Multiple Groups

In some situations a process joins more than one fault tolerance group. Each group protects a specific role that the process plays within a larger distributed application system.

Example: Mutual Backup across a WAN

Mutual Backup across a WAN illustrates a situation with two levels of fault tolerance. Network sites in Tokyo and Seattle are connected by a WAN link, and Rendezvous routing daemons forward messages on demand between the two sites.

At each site, a pair of computation servers listens for client requests, processes each request, and sends the results to the client.

Local Fault Tolerance Coverage

The volume of requests is low, and one process can accommodate them. However, the query service is critical to the enterprise, so each site runs two process instances, which cooperate for fault tolerance. In Tokyo the processes are A and B; in Seattle, J and K.

The active Tokyo process listens for requests that carry the subject name TOKYO.REQUEST. The active Seattle process listens for requests that carry the subject name SEATTLE.REQUEST.

To administer fault tolerance at the Tokyo site, processes A and B join a fault tolerant group named TOKYO.APP1. A has higher weight than B, so A is initially active. The group’s active goal is one, so only one member of the group actively processes requests. Similarly, processes J and K in Seattle join a group named SEATTLE.APP1. J has higher weight than K, so J is initially active.

If the active member at either site fails, the inactive member at the same site takes its place.
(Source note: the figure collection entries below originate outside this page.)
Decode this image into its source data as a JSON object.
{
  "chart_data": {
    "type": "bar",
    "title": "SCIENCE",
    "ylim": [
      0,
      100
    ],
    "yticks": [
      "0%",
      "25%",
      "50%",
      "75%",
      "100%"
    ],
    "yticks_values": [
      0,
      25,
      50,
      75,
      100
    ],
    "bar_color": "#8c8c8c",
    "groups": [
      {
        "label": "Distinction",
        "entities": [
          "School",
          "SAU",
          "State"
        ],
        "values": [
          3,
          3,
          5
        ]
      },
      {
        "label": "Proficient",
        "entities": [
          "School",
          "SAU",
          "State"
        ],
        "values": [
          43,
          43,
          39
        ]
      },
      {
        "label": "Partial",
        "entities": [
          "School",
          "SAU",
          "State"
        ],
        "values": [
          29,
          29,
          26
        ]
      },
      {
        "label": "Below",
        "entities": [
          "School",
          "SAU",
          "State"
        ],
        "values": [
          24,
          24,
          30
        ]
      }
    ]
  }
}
Figure 32: Mutual Backup across a WAN

Long-Distance Fault Tolerance Coverage

Although unlikely, it is distinctly possible that both request servers at a site might fail simultaneously. If the WAN link is still operative, the Seattle site can serve as a backup for the Tokyo site, and vice versa.
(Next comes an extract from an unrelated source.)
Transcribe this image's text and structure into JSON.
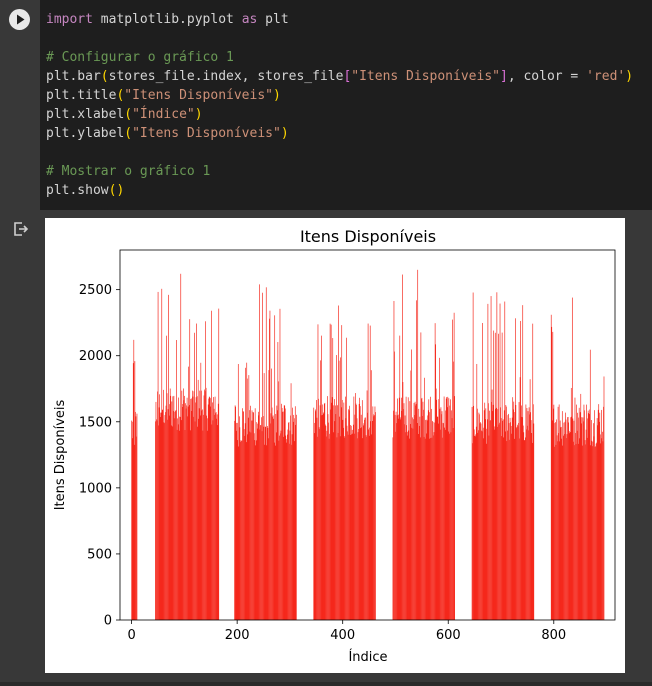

For long-distance fault tolerance coverage, Seattle processes J and K join the Tokyo fault tolerant group, TOKYO.APP1; and Tokyo processes A and B join the Seattle fault tolerant group, SEATTLE.APP1. The table in Mutual Backup across a WAN lists the relative weights of all four processes in each of the two fault tolerance groups. Notice that within each group, local members have higher weight than distant members, so a distant member activates only when both local members fail or withdraw from the group.
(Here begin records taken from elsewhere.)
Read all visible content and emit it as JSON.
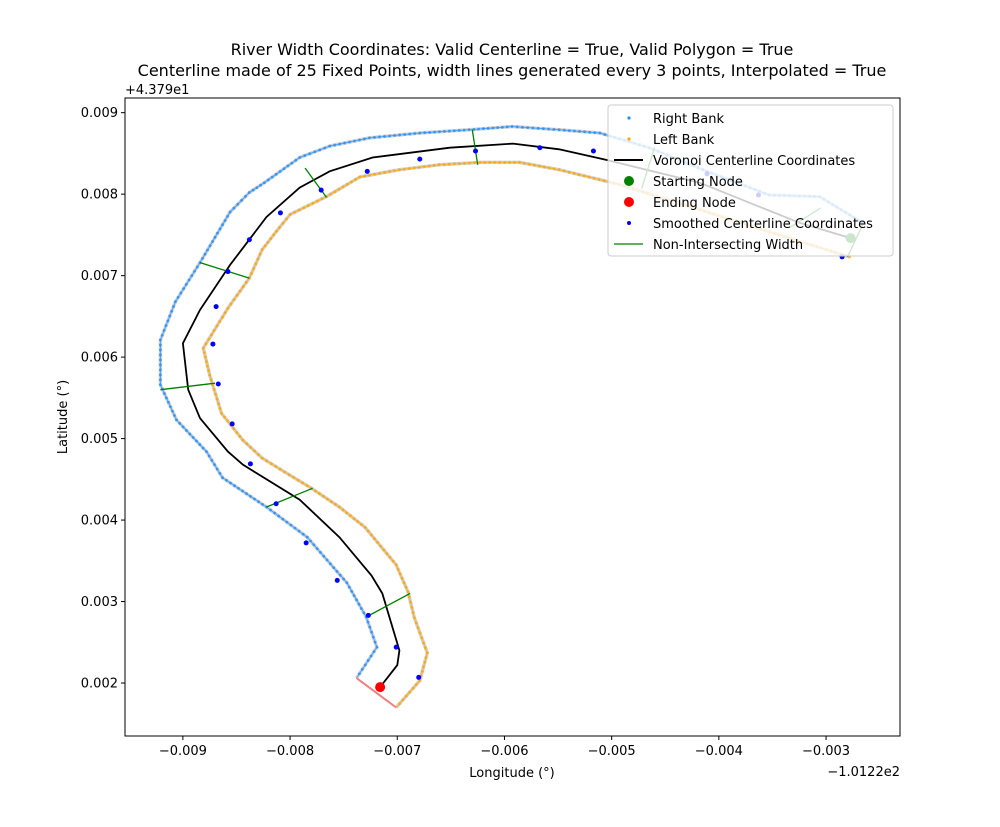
{
  "chart_data": {
    "type": "line",
    "title": "River Width Coordinates: Valid Centerline = True, Valid Polygon = True",
    "subtitle": "Centerline made of 25 Fixed Points, width lines generated every 3 points, Interpolated = True",
    "xlabel": "Longitude (°)",
    "ylabel": "Latitude (°)",
    "x_offset_label": "−1.0122e2",
    "y_offset_label": "+4.379e1",
    "xlim": [
      -0.00954,
      -0.00231
    ],
    "ylim": [
      0.00135,
      0.00918
    ],
    "xticks": [
      -0.009,
      -0.008,
      -0.007,
      -0.006,
      -0.005,
      -0.004,
      -0.003
    ],
    "xtick_labels": [
      "−0.009",
      "−0.008",
      "−0.007",
      "−0.006",
      "−0.005",
      "−0.004",
      "−0.003"
    ],
    "yticks": [
      0.002,
      0.003,
      0.004,
      0.005,
      0.006,
      0.007,
      0.008,
      0.009
    ],
    "ytick_labels": [
      "0.002",
      "0.003",
      "0.004",
      "0.005",
      "0.006",
      "0.007",
      "0.008",
      "0.009"
    ],
    "grid": false,
    "legend_placement": "upper right",
    "colors": {
      "right_bank": "#1e90ff",
      "left_bank": "#ffa500",
      "centerline": "#000000",
      "start": "#008000",
      "end": "#ff0000",
      "smoothed": "#0000ff",
      "width": "#008000",
      "end_width": "#f08080"
    },
    "legend": [
      "Right Bank",
      "Left Bank",
      "Voronoi Centerline Coordinates",
      "Starting Node",
      "Ending Node",
      "Smoothed Centerline Coordinates",
      "Non-Intersecting Width"
    ],
    "right_bank": [
      [
        -0.00266,
        0.00765
      ],
      [
        -0.00306,
        0.00797
      ],
      [
        -0.00353,
        0.00799
      ],
      [
        -0.00411,
        0.00828
      ],
      [
        -0.00465,
        0.00857
      ],
      [
        -0.00511,
        0.00875
      ],
      [
        -0.00549,
        0.00879
      ],
      [
        -0.00593,
        0.00883
      ],
      [
        -0.00633,
        0.00879
      ],
      [
        -0.00679,
        0.00875
      ],
      [
        -0.00726,
        0.00869
      ],
      [
        -0.00763,
        0.00859
      ],
      [
        -0.00791,
        0.00845
      ],
      [
        -0.00824,
        0.00814
      ],
      [
        -0.00838,
        0.00802
      ],
      [
        -0.00856,
        0.00778
      ],
      [
        -0.00884,
        0.00716
      ],
      [
        -0.00907,
        0.00668
      ],
      [
        -0.00921,
        0.00621
      ],
      [
        -0.00921,
        0.00566
      ],
      [
        -0.00906,
        0.00523
      ],
      [
        -0.00878,
        0.00484
      ],
      [
        -0.00863,
        0.00452
      ],
      [
        -0.00822,
        0.00416
      ],
      [
        -0.00784,
        0.00379
      ],
      [
        -0.00747,
        0.00323
      ],
      [
        -0.00729,
        0.00281
      ],
      [
        -0.00719,
        0.00244
      ],
      [
        -0.00738,
        0.00206
      ]
    ],
    "left_bank": [
      [
        -0.00278,
        0.00723
      ],
      [
        -0.00344,
        0.0075
      ],
      [
        -0.00418,
        0.00781
      ],
      [
        -0.00493,
        0.00812
      ],
      [
        -0.00549,
        0.0083
      ],
      [
        -0.00586,
        0.00839
      ],
      [
        -0.00623,
        0.00839
      ],
      [
        -0.00661,
        0.00836
      ],
      [
        -0.00698,
        0.0083
      ],
      [
        -0.00735,
        0.00821
      ],
      [
        -0.00766,
        0.00797
      ],
      [
        -0.008,
        0.00775
      ],
      [
        -0.0081,
        0.00759
      ],
      [
        -0.00826,
        0.00732
      ],
      [
        -0.00838,
        0.00697
      ],
      [
        -0.00858,
        0.0066
      ],
      [
        -0.00881,
        0.00611
      ],
      [
        -0.00875,
        0.00578
      ],
      [
        -0.00864,
        0.00531
      ],
      [
        -0.00844,
        0.00498
      ],
      [
        -0.00826,
        0.00476
      ],
      [
        -0.00805,
        0.00459
      ],
      [
        -0.0078,
        0.00439
      ],
      [
        -0.00754,
        0.00416
      ],
      [
        -0.0073,
        0.00391
      ],
      [
        -0.00701,
        0.00345
      ],
      [
        -0.0069,
        0.00312
      ],
      [
        -0.00684,
        0.0028
      ],
      [
        -0.00672,
        0.00237
      ],
      [
        -0.00679,
        0.00203
      ],
      [
        -0.00701,
        0.0017
      ]
    ],
    "centerline": [
      [
        -0.00277,
        0.00746
      ],
      [
        -0.00325,
        0.00765
      ],
      [
        -0.00418,
        0.00814
      ],
      [
        -0.00505,
        0.00842
      ],
      [
        -0.00549,
        0.00855
      ],
      [
        -0.00592,
        0.00862
      ],
      [
        -0.00651,
        0.00857
      ],
      [
        -0.00723,
        0.00845
      ],
      [
        -0.00763,
        0.00828
      ],
      [
        -0.00791,
        0.00808
      ],
      [
        -0.00822,
        0.00772
      ],
      [
        -0.00856,
        0.00713
      ],
      [
        -0.00884,
        0.00658
      ],
      [
        -0.009,
        0.00617
      ],
      [
        -0.00895,
        0.0056
      ],
      [
        -0.00884,
        0.00525
      ],
      [
        -0.00858,
        0.00484
      ],
      [
        -0.00844,
        0.00468
      ],
      [
        -0.00791,
        0.00425
      ],
      [
        -0.00754,
        0.00379
      ],
      [
        -0.00724,
        0.00332
      ],
      [
        -0.00714,
        0.0031
      ],
      [
        -0.00698,
        0.0024
      ],
      [
        -0.007,
        0.00222
      ],
      [
        -0.00716,
        0.00195
      ]
    ],
    "smoothed": [
      [
        -0.00285,
        0.00723
      ],
      [
        -0.00363,
        0.00799
      ],
      [
        -0.00411,
        0.00825
      ],
      [
        -0.00517,
        0.00853
      ],
      [
        -0.00567,
        0.00857
      ],
      [
        -0.00627,
        0.00853
      ],
      [
        -0.00679,
        0.00843
      ],
      [
        -0.00728,
        0.00828
      ],
      [
        -0.00771,
        0.00805
      ],
      [
        -0.00809,
        0.00777
      ],
      [
        -0.00838,
        0.00744
      ],
      [
        -0.00858,
        0.00705
      ],
      [
        -0.00869,
        0.00662
      ],
      [
        -0.00872,
        0.00616
      ],
      [
        -0.00867,
        0.00567
      ],
      [
        -0.00854,
        0.00518
      ],
      [
        -0.00837,
        0.00469
      ],
      [
        -0.00813,
        0.0042
      ],
      [
        -0.00785,
        0.00372
      ],
      [
        -0.00756,
        0.00326
      ],
      [
        -0.00727,
        0.00283
      ],
      [
        -0.00701,
        0.00244
      ],
      [
        -0.0068,
        0.00207
      ]
    ],
    "width_lines": [
      [
        [
          -0.0063,
          0.00879
        ],
        [
          -0.00625,
          0.00836
        ]
      ],
      [
        [
          -0.00786,
          0.00832
        ],
        [
          -0.00766,
          0.00796
        ]
      ],
      [
        [
          -0.00884,
          0.00716
        ],
        [
          -0.00838,
          0.00697
        ]
      ],
      [
        [
          -0.00921,
          0.0056
        ],
        [
          -0.0087,
          0.00568
        ]
      ],
      [
        [
          -0.00822,
          0.00416
        ],
        [
          -0.00779,
          0.00439
        ]
      ],
      [
        [
          -0.00729,
          0.00281
        ],
        [
          -0.00688,
          0.0031
        ]
      ],
      [
        [
          -0.0046,
          0.00857
        ],
        [
          -0.00472,
          0.00807
        ]
      ],
      [
        [
          -0.00305,
          0.00783
        ],
        [
          -0.00334,
          0.00759
        ]
      ],
      [
        [
          -0.00266,
          0.00762
        ],
        [
          -0.0028,
          0.00723
        ]
      ]
    ],
    "end_width": [
      [
        -0.00738,
        0.00206
      ],
      [
        -0.00701,
        0.0017
      ]
    ],
    "starting_node": [
      -0.00277,
      0.00746
    ],
    "ending_node": [
      -0.00716,
      0.00195
    ]
  }
}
If both Tokyo processes A and B fail, Seattle process K takes their place. When K receives a prepare-to-activate hint, it begins listening to the subject TOKYO.REQUEST. When the Rendezvous routing daemon detects the new listening interest, it begins forwarding the messages with subject TOKYO.REQUEST from Tokyo to Seattle, where K receives them. When Rendezvous fault tolerance software instructs K to activate, K begins processing those request messages, sending the results back to clients in Tokyo.

To enable this example, the routing daemons on each side of the WAN link must exchange all messages with subjects that match _RVFT.>. For details, see Forward Fault Tolerance Messages across Network Boundaries section in TIBCO Rendezvous Administration.